JULES GRÉVY, UN JURASSIEN PRÉSIDENT
Collaborateurs : ouvrage collectif
Éditeur : DMODMO éditions
Prix : 30 €
Nombre de pages : 271 pages
Année : 2007
Dans le chapitre 4, p. 53-75, Jean-Louis Clade évoque la naissance de l’école de la République en Franche-Comté
Extrait
L’instruction et l’éducation de la jeunesse sont des questions plus que jamais d’actualités. A la fois, l’organisation de l’école et ses contenus sont contestés alors que tous – Etat et parents – s’accordent à reconnaître son importance. Plus que jamais le savoir, les connaissances, sont nécessaires pour permettre à l’individu de s’insérer dans le monde du travail et d’évoluer au sein de la société. Plus que jamais la morale et l’instruction civique sont à inculquer four former des citoyens non seulement conscients de leurs droits, mais aussi de leurs devoirs, en dehors de toute appartenance religieuse. Pour que l’école soit en mesure de répondre à ces objectifs pour tous, il faut qu’elle soit obligatoire, gratuite et laïque. Des principes qui n’ont guère que 130 ans d’âge !
Au siècle des Lumières
Les notions de gratuité, d’obligation et de laïcité de l’école ne relèvent pas de la seule initiative de Jules FERRY, comme on a coutume de le dire. Elles s’inscrivent dans une réflexion qui mûrit au cours des années. C’est au XVIIIe siècle, au siècle des Lumières, que s’affirme l’importance de l’école en général. Il ne faudrait pas croire cependant que cette prise de conscience soit le fait de l’Etat ou de ses représentants, les intendants, ou encore des philosophes. Pour eux, le peuple n’a pas besoin d’être instruit. Comme l’écrit VOLTAIRE : « Il est essentiel qu’il y ait des gueux ignorants ». Certes, ROUSSEAU publie un traité d’éducation, mais « l’Emile » n’a rien d’un enfant du peuple.

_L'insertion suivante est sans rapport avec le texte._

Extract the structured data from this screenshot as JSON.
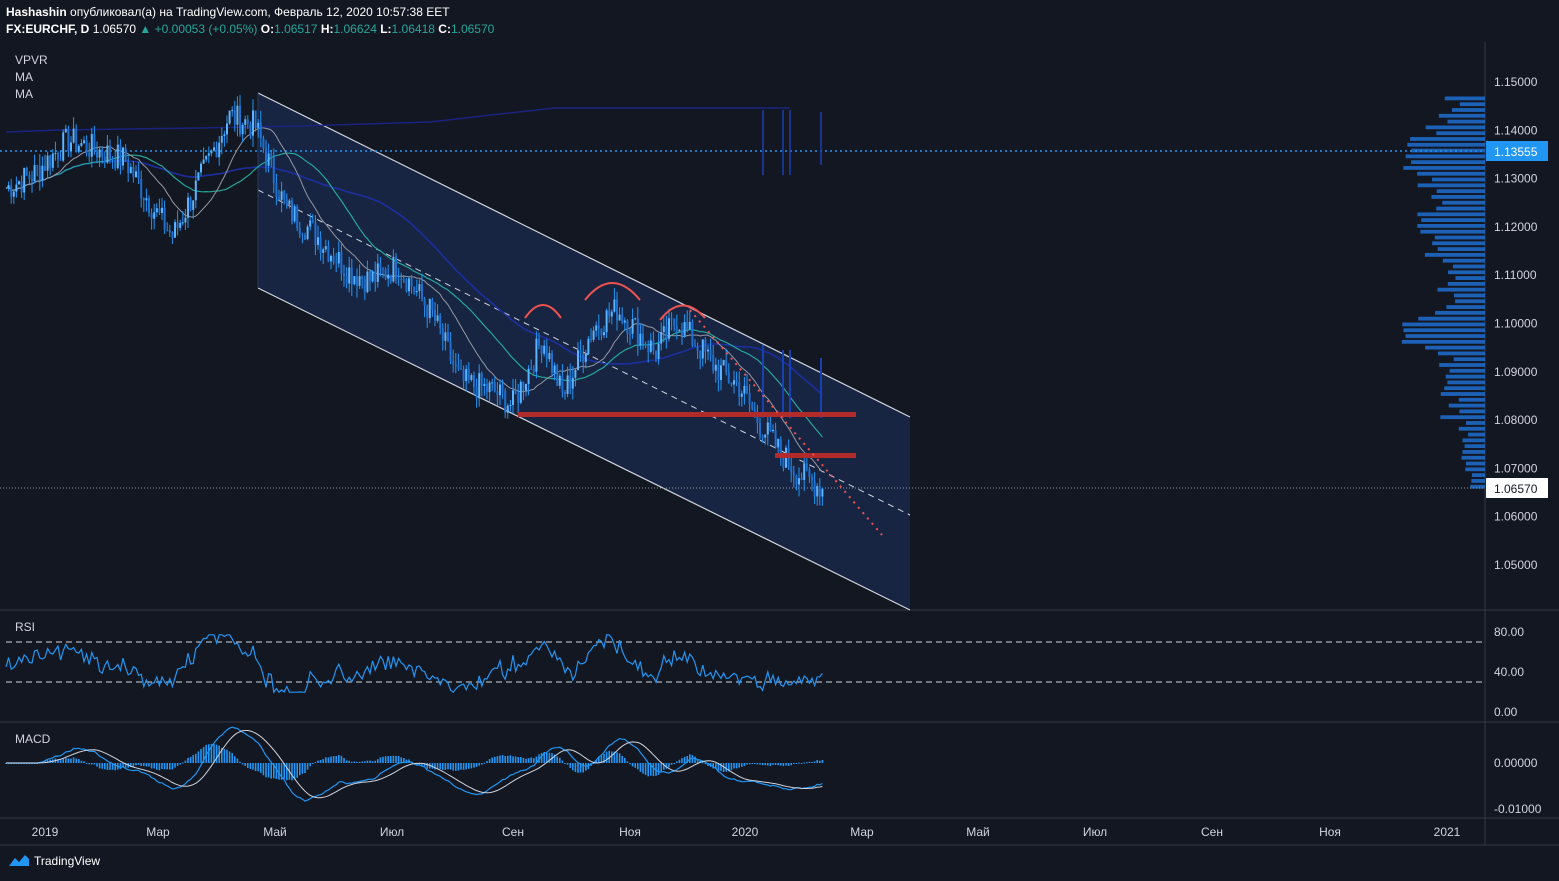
{
  "header": {
    "author": "Hashashin",
    "published": "опубликовал(а) на TradingView.com, Февраль 12, 2020 10:57:38 EET",
    "symbol": "FX:EURCHF, D",
    "last": "1.06570",
    "change": "▲ +0.00053 (+0.05%)",
    "o_label": "O:",
    "o_val": "1.06517",
    "h_label": "H:",
    "h_val": "1.06624",
    "l_label": "L:",
    "l_val": "1.06418",
    "c_label": "C:",
    "c_val": "1.06570"
  },
  "indicators": {
    "vpvr": "VPVR",
    "ma1": "MA",
    "ma2": "MA",
    "rsi": "RSI",
    "macd": "MACD"
  },
  "footer": {
    "brand": "TradingView"
  },
  "colors": {
    "bg": "#131722",
    "candle": "#2196f3",
    "channel": "#1a2a4a",
    "red": "#b22b2b",
    "badge": "#2196f3"
  },
  "chart_data": [
    {
      "type": "candlestick",
      "symbol": "FX:EURCHF",
      "timeframe": "D",
      "ylim": [
        1.04,
        1.152
      ],
      "y_ticks": [
        "1.15000",
        "1.14000",
        "1.13000",
        "1.12000",
        "1.11000",
        "1.10000",
        "1.09000",
        "1.08000",
        "1.07000",
        "1.06000",
        "1.05000"
      ],
      "x_ticks": [
        "2019",
        "Мар",
        "Май",
        "Июл",
        "Сен",
        "Ноя",
        "2020",
        "Мар",
        "Май",
        "Июл",
        "Сен",
        "Ноя",
        "2021"
      ],
      "price_labels": {
        "poc": "1.13555",
        "last": "1.06570"
      },
      "close_series": [
        [
          "2019-01-01",
          1.128
        ],
        [
          "2019-01-15",
          1.131
        ],
        [
          "2019-02-01",
          1.138
        ],
        [
          "2019-02-15",
          1.136
        ],
        [
          "2019-03-01",
          1.134
        ],
        [
          "2019-03-15",
          1.124
        ],
        [
          "2019-03-25",
          1.118
        ],
        [
          "2019-04-10",
          1.132
        ],
        [
          "2019-04-22",
          1.143
        ],
        [
          "2019-05-05",
          1.141
        ],
        [
          "2019-05-20",
          1.124
        ],
        [
          "2019-06-05",
          1.118
        ],
        [
          "2019-06-20",
          1.111
        ],
        [
          "2019-07-01",
          1.109
        ],
        [
          "2019-07-15",
          1.112
        ],
        [
          "2019-08-01",
          1.102
        ],
        [
          "2019-08-15",
          1.088
        ],
        [
          "2019-09-01",
          1.086
        ],
        [
          "2019-09-10",
          1.083
        ],
        [
          "2019-09-25",
          1.097
        ],
        [
          "2019-10-05",
          1.085
        ],
        [
          "2019-10-20",
          1.099
        ],
        [
          "2019-11-01",
          1.103
        ],
        [
          "2019-11-10",
          1.099
        ],
        [
          "2019-11-20",
          1.094
        ],
        [
          "2019-12-01",
          1.101
        ],
        [
          "2019-12-10",
          1.096
        ],
        [
          "2019-12-20",
          1.091
        ],
        [
          "2020-01-01",
          1.087
        ],
        [
          "2020-01-10",
          1.08
        ],
        [
          "2020-01-20",
          1.074
        ],
        [
          "2020-01-30",
          1.069
        ],
        [
          "2020-02-12",
          1.0657
        ]
      ],
      "annotations": [
        "descending channel",
        "support 1.0805",
        "resistance 1.0725",
        "red dotted trendline",
        "three arcs (head and shoulders)"
      ]
    },
    {
      "type": "line",
      "title": "RSI",
      "ylim": [
        0,
        100
      ],
      "y_ticks": [
        "80.00",
        "40.00",
        "0.00"
      ],
      "levels": [
        70,
        30
      ]
    },
    {
      "type": "line",
      "title": "MACD",
      "y_ticks": [
        "0.00000",
        "-0.01000"
      ]
    }
  ]
}
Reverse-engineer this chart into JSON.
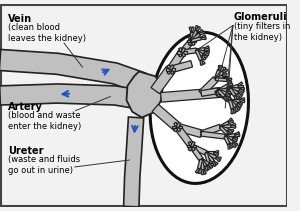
{
  "bg_color": "#f2f2f2",
  "border_color": "#444444",
  "tube_fill": "#c0c0c0",
  "tube_edge": "#222222",
  "arrow_color": "#2255cc",
  "text_color": "#000000",
  "kidney_fill": "#ffffff",
  "labels": {
    "vein_title": "Vein",
    "vein_desc": "(clean blood\nleaves the kidney)",
    "artery_title": "Artery",
    "artery_desc": "(blood and waste\nenter the kidney)",
    "ureter_title": "Ureter",
    "ureter_desc": "(waste and fluids\ngo out in urine)",
    "glomeruli_title": "Glomeruli",
    "glomeruli_desc": "(tiny filters in\nthe kidney)"
  },
  "figsize": [
    3.0,
    2.11
  ],
  "dpi": 100
}
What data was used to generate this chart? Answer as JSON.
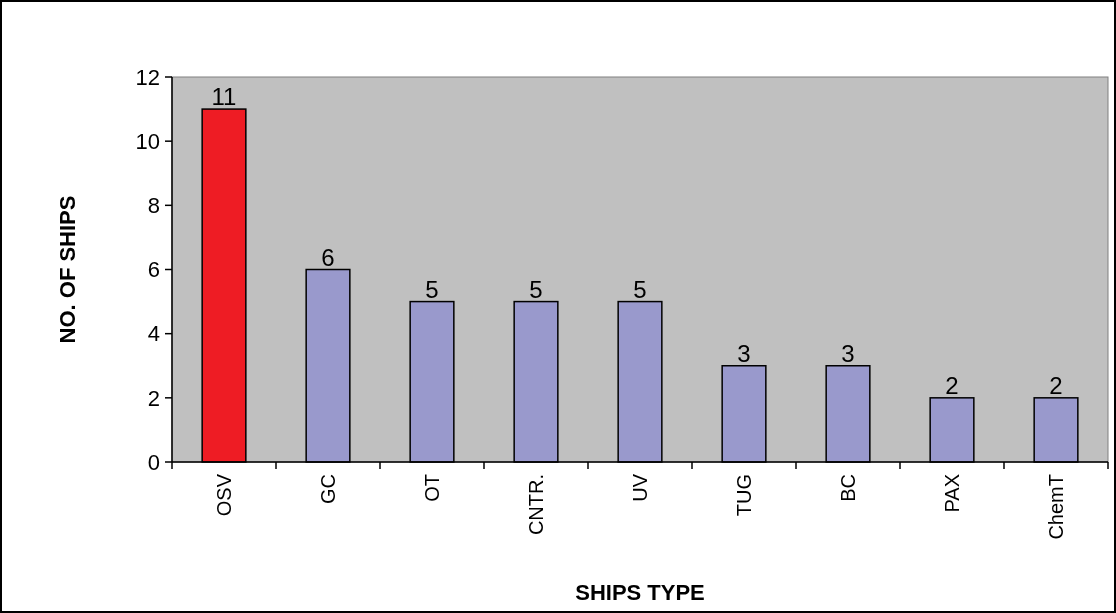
{
  "chart_data": {
    "type": "bar",
    "xlabel": "SHIPS TYPE",
    "ylabel": "NO. OF SHIPS",
    "categories": [
      "OSV",
      "GC",
      "OT",
      "CNTR.",
      "UV",
      "TUG",
      "BC",
      "PAX",
      "ChemT"
    ],
    "values": [
      11,
      6,
      5,
      5,
      5,
      3,
      3,
      2,
      2
    ],
    "colors": [
      "#ee1c24",
      "#9999cc",
      "#9999cc",
      "#9999cc",
      "#9999cc",
      "#9999cc",
      "#9999cc",
      "#9999cc",
      "#9999cc"
    ],
    "ylim": [
      0,
      12
    ],
    "yticks": [
      0,
      2,
      4,
      6,
      8,
      10,
      12
    ],
    "data_labels": true,
    "grid": false
  }
}
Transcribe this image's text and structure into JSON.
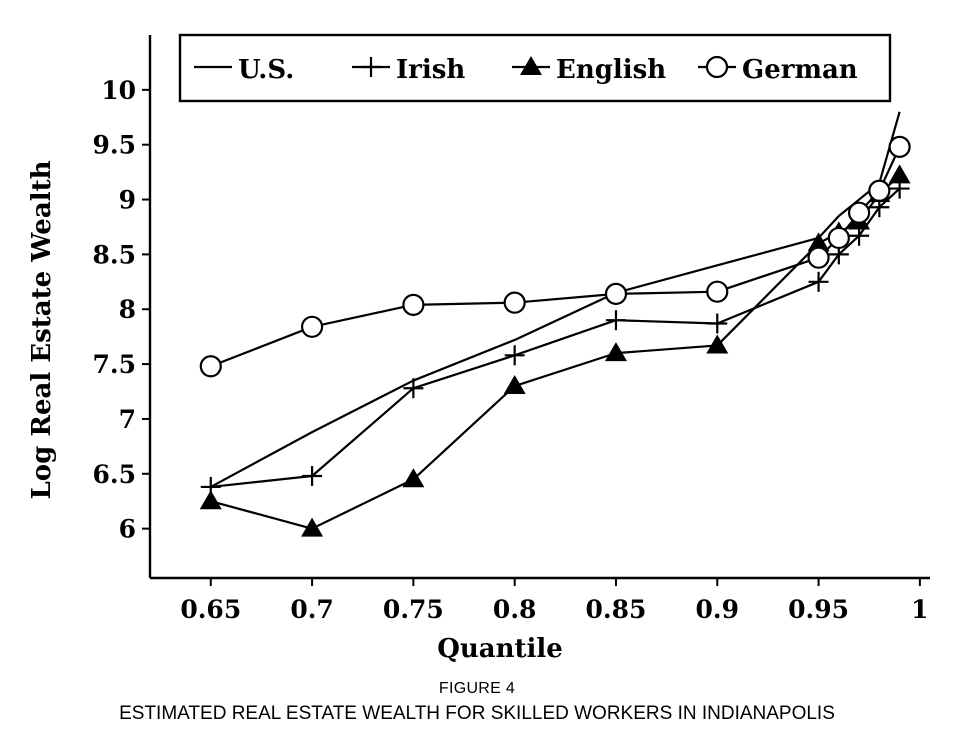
{
  "figure_label": "FIGURE 4",
  "figure_title": "ESTIMATED REAL ESTATE WEALTH FOR SKILLED WORKERS IN INDIANAPOLIS",
  "chart_data": {
    "type": "line",
    "title": "",
    "xlabel": "Quantile",
    "ylabel": "Log Real Estate Wealth",
    "xlim": [
      0.62,
      1.005
    ],
    "ylim": [
      5.55,
      10.5
    ],
    "x_ticks": [
      0.65,
      0.7,
      0.75,
      0.8,
      0.85,
      0.9,
      0.95,
      1
    ],
    "x_tick_labels": [
      "0.65",
      "0.7",
      "0.75",
      "0.8",
      "0.85",
      "0.9",
      "0.95",
      "1"
    ],
    "y_ticks": [
      6,
      6.5,
      7,
      7.5,
      8,
      8.5,
      9,
      9.5,
      10
    ],
    "y_tick_labels": [
      "6",
      "6.5",
      "7",
      "7.5",
      "8",
      "8.5",
      "9",
      "9.5",
      "10"
    ],
    "legend_position": "top",
    "series": [
      {
        "name": "U.S.",
        "marker": "none",
        "x": [
          0.65,
          0.7,
          0.75,
          0.8,
          0.85,
          0.9,
          0.95,
          0.96,
          0.97,
          0.98,
          0.99
        ],
        "y": [
          6.38,
          6.88,
          7.35,
          7.72,
          8.15,
          8.4,
          8.65,
          8.85,
          9.0,
          9.15,
          9.8
        ]
      },
      {
        "name": "Irish",
        "marker": "plus",
        "x": [
          0.65,
          0.7,
          0.75,
          0.8,
          0.85,
          0.9,
          0.95,
          0.96,
          0.97,
          0.98,
          0.99
        ],
        "y": [
          6.38,
          6.48,
          7.28,
          7.58,
          7.9,
          7.87,
          8.25,
          8.5,
          8.67,
          8.93,
          9.1
        ]
      },
      {
        "name": "English",
        "marker": "triangle",
        "x": [
          0.65,
          0.7,
          0.75,
          0.8,
          0.85,
          0.9,
          0.95,
          0.96,
          0.97,
          0.98,
          0.99
        ],
        "y": [
          6.25,
          6.0,
          6.45,
          7.3,
          7.6,
          7.67,
          8.6,
          8.7,
          8.8,
          9.05,
          9.22
        ]
      },
      {
        "name": "German",
        "marker": "circle",
        "x": [
          0.65,
          0.7,
          0.75,
          0.8,
          0.85,
          0.9,
          0.95,
          0.96,
          0.97,
          0.98,
          0.99
        ],
        "y": [
          7.48,
          7.84,
          8.04,
          8.06,
          8.14,
          8.16,
          8.47,
          8.65,
          8.88,
          9.08,
          9.48
        ]
      }
    ]
  }
}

Le peuple a ses mains pour travailler, et cela suffit. Qu’il cultive la terre qui nourrit la France et qu’il paie l’impôt ! D’ailleurs, que devient un paysan instruit ? Un moine, qui ne sert à rien. Un propos qui a de quoi surprendre, mais à l’époque de VOLTAIRE, de DIDEROT, de l’Encyclopédie, la religion connaît ses premiers grands contestataires.
L’instruction ne concerne guère que la bourgeoisie et l’aristocratie qui ont recours à un précepteur, aux jésuites ou aux frères de la doctrine chrétienne… Or, dans la seconde moitié du XVIIIe siècle, le peuple, tant des villes que des campagnes, revendique la possibilité d’instruire ses enfants. Les Magistrats (sortes de conseil municipal) des villes et bourgs et les communautés villageoises choisissent donc des maîtres d’école, avec l’assentiment du curé, en présence d’un notaire qui établit un contrat de trois, six ou neuf ans, lequel précise le montant de la rémunération annuelle globale. L’enseignement est alors individuel et optionnel. Ainsi, au choix, un écolier peut apprendre à lire pour 3 sols ; à écrire pour 5 sols ; à lire, à écrire et l’arithmétique pour 10 sols. Ceux qui veulent apprendre en plus le latin paient 15 sols.
Ces rémunérations sont versées chaque mois et par élève, c’est l’écolage qui s’ajoute au revenu annuel versé par la communauté.
En fait, l’enseignant est d’abord auxiliaire du curé, c’est-à-dire son sacristain. Il nettoie l’église, sonne les cloches et chante au lutrin. Il conduit les enfants aux offices religieux. Il participe à l’apprentissage du catéchisme et c’est pourquoi d’ailleurs il faut que les enfants sachent lire.
L’enseignement est donc assujetti à l’Eglise et il n’est pas gratuit. Or, à cette époque, des communautés d’habitants à forts revenus prennent à leur charge, tout ou partie, les droits d’écolage. Autrement dit, des bourgs, voire des villages, assurent la gratuité bien avant les réformes de la fin du XIXe siècle.